SCOTT WOODRUFF Contact attorney for Kansas

Child abuse and neglect are serious issues with far-reaching consequences. But in light of what Martha Gershun said, why does KSHB-TV keep writing headlines that tell the public that homeschooling is the problem? “Missing boy homeschooled in state with loose regulations,” they wrote. And “Nobody wants to stop it when abusive parents use homeschooling to sneak under the radar.”

Perhaps KSHB has neglected to do normal journalistic fact-checking. If they had, they would have found no empirical research saying that homeschool parents neglect and abuse their children more often than others.

Experts in the field have worked to identify common risk factors in child abuse and neglect. For example, the National Clearinghouse on Child Abuse and Neglect Information published a list of 35 common risk factors. “Poor schools” was listed as a risk factor. Homeschooling was not.
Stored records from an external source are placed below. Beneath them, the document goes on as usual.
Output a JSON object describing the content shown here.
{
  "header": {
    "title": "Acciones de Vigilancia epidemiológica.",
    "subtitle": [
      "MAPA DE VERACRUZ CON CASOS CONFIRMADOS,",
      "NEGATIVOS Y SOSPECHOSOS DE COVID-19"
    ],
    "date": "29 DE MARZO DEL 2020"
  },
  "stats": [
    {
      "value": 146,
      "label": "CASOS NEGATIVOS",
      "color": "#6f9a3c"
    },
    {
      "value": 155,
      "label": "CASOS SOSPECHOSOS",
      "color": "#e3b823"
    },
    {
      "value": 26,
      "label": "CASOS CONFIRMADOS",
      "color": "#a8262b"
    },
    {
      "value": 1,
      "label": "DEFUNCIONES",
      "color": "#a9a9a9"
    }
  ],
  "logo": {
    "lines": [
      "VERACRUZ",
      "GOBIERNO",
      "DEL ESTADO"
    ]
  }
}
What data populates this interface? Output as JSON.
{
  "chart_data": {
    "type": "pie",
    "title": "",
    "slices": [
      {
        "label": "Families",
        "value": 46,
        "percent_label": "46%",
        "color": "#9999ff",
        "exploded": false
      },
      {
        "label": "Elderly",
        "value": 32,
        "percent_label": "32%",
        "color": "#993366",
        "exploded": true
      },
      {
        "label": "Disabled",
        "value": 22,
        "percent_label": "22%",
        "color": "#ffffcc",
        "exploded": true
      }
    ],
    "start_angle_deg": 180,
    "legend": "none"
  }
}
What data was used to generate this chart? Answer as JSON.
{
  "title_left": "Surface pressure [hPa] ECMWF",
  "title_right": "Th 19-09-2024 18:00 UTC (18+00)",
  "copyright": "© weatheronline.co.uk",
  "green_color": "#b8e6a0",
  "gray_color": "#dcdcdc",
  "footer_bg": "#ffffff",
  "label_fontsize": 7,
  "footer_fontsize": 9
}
Effectively addressing child abuse and neglect means focusing community resources on proven risk factors. Sadly, KSHB is doing children a disservice by instead focusing the attention of the public on homeschooling.

The Commission to Eliminate Child Abuse Neglect and Fatalities issued a draft report recently saying that one of the barriers to reducing child abuse and neglect is the media’s bad habit of dramatizing the most gut-wrenching stories but ignoring the fact that four children die each day in America of abuse and neglect. KSHB is proof that this concern is quite valid.